Piyasalar Veri Yokluğunda Alternatif Göstergelere ve Fed Üyelerinin Bu Haftaki Konuşmalarına Kilitlendi
ABD Merkez Bankası’nın (Fed) faiz politikasına dair belirsizlikler ve ABD’de devam eden hükümet kapanması nedeniyle resmi veri akışının sınırlı kalması, ABD dolarını küresel para birimleri karşısında güçlendirmeye devam ediyor. Dolar endeksi (DXY), son üç ayın en yüksek seviyesine yaklaşarak 99,89’a kadar yükseldi. Ancak bu güçlenmenin kalıcı olmayabileceğine işaret eden HSBC Global Investment Research, Fed’in faiz indirim döngüsü ve bir sonraki Fed başkanı belirsizliği gibi faktörlerle doların 2026 yılı başlarında dip seviyelerini görebileceğini öngördü.
Geçtiğimiz hafta Fed’in politika faizini 25 baz puan indirmesine rağmen, Başkan Jerome Powell’ın bir sonraki indirim için açık kapı bırakmaması piyasalardaki belirsizliği artırdı. Hükümet kapanması nedeniyle Ekim ayı tarım dışı istihdam verisi gibi kritik verilerin gecikmesi beklenirken, yatırımcılar yön bulmak için ISM imalat ve hizmetler endeksleri ile ADP özel sektör istihdam verisi gibi alternatif göstergelere odaklanmış durumda.
Piyasaların Aralık ayında yeni bir faiz indirimi yapılmasına yönelik beklentisi, Powell’ın açıklamaları sonrası %68 seviyesine gerilemiş durumda. Bu hafta ise Fed üyelerinden Michelle Bowman, John Williams, Alberto Musalem ve Başkan Yardımcısı Philip Jefferson’ın yapacağı konuşmalar, merkez bankasının gelecek adımlarına ışık tutması açısından yakından izlenecek.
Finans Hattı Yorumu: Piyasada şu anda oldukça ilginç bir paradoks yaşanıyor: ABD doları, ekonominin gücünden değil, tam aksine belirsizlikten ve veri eksikliğinden beslenerek güçleniyor.
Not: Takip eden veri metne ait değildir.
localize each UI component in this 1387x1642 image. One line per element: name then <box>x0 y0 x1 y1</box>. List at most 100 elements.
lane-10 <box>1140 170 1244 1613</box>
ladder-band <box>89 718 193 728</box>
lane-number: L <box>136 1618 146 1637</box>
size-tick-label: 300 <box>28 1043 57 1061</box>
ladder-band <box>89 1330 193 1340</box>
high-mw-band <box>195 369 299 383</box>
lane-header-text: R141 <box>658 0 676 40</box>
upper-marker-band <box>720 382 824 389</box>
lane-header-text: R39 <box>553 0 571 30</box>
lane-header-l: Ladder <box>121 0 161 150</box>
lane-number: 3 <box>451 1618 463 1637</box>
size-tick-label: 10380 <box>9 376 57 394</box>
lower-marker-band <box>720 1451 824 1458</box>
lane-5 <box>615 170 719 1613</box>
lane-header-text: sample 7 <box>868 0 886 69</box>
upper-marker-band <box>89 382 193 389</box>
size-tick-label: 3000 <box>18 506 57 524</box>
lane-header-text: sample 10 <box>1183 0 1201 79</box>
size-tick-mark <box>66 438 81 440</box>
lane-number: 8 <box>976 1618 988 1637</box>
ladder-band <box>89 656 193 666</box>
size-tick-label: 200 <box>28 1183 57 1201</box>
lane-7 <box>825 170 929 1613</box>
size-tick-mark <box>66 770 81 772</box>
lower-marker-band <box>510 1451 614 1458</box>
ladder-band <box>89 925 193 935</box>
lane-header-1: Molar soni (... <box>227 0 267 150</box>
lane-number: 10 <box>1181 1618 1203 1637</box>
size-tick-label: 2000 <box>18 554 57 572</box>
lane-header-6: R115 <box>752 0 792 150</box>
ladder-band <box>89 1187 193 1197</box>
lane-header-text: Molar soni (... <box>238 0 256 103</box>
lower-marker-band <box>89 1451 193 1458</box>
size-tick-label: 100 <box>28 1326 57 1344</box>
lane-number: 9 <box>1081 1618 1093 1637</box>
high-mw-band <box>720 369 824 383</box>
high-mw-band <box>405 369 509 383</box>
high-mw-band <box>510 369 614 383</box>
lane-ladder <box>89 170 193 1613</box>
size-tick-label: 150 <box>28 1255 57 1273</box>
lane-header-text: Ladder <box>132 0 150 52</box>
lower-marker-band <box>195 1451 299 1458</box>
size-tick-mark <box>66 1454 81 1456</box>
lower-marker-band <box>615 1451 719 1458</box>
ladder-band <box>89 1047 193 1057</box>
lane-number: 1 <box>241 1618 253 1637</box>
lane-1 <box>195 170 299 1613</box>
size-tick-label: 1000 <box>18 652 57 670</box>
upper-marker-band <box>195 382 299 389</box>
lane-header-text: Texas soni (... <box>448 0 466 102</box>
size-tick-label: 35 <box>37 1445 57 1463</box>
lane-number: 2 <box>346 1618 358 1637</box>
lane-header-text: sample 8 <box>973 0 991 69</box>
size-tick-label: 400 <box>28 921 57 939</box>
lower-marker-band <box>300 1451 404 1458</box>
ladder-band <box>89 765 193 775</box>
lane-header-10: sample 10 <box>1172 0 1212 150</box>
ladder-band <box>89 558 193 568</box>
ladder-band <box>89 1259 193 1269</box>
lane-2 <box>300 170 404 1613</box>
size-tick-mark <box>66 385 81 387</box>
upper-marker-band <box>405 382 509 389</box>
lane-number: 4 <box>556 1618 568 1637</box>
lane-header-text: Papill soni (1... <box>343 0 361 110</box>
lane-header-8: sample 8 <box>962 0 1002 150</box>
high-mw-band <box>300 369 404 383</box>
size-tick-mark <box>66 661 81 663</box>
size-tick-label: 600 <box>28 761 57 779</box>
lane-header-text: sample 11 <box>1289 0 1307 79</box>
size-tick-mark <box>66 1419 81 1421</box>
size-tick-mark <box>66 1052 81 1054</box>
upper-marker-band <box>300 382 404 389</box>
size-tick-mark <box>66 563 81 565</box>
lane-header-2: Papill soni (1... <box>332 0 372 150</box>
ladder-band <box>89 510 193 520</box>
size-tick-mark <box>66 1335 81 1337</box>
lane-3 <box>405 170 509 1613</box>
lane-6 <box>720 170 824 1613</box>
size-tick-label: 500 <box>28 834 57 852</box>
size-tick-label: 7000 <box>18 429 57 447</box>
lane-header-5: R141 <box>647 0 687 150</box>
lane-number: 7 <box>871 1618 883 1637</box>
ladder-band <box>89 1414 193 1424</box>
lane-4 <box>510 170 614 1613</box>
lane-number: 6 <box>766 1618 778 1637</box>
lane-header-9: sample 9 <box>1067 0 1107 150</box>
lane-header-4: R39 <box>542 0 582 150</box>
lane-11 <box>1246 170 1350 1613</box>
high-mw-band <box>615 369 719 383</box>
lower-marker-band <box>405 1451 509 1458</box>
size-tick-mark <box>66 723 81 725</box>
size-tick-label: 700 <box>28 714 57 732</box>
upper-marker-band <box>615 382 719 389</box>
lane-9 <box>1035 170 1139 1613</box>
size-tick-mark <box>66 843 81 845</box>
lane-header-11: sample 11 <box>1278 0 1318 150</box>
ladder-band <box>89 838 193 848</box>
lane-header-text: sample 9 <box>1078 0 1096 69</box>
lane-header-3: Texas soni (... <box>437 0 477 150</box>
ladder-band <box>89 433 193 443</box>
Hükümetin kapanması nedeniyle yatırımcılar en temel ekonomik göstergelerden mahrum kalmış durumda. Bu “siste” yolunu bulmaya çalışan piyasa, risk almaktan kaçınarak en güvenli liman olarak gördüğü dolara sığınıyor. Fed Başkanı Powell’ın net bir yönlendirme yapmaktan kaçınması da bu belirsizlik ortamını pekiştiriyor. Kısacası, doların mevcut gücü, temelleri sağlam bir yükselişten çok, bir “bilinmezlik primi” olarak okunmalıdır.
HSBC’nin 2026 başına işaret eden “dip” tahmini ise bu sis perdesi dağıldığında ortaya çıkması beklenen ana senaryoyu yansıtıyor. Bu senaryonun temelinde, enflasyonla mücadelede sona yaklaşıldıkça Fed’in ekonomiyi desteklemek için faizleri indirmeye devam edeceği beklentisi yatıyor. Düşük faiz, doları uluslararası sermaye için daha az cazip hale getireceğinden, bu durum kaçınılmaz olarak bir değer kaybı baskısı yaratacaktır. HSBC’nin analizine eklediği “bir sonraki Fed başkanı belirsizliği” detayı ise bu denkleme siyasi bir risk katmanı ekliyor. Daha güvercin bir başkanın atanma ihtimali, piyasaların faiz indirimi beklentilerini daha da öne çekebilir.
Bu hafta açıklanacak özel sektör verileri ve Fed üyelerinin konuşmaları, bu kısa vadeli belirsizlik ile uzun vadeli zayıflık beklentisi arasındaki dengeyi test edecek. Gelecek zayıf veriler ve güvercin açıklamalar, HSBC’nin uzun vadeli tezini destekleyerek dolardaki yükselişi sınırlayabilirken, beklenmedik ölçüde güçlü veriler ve şahin mesajlar, bu “bilinmezlik rallisini” bir süre daha devam ettirebilir.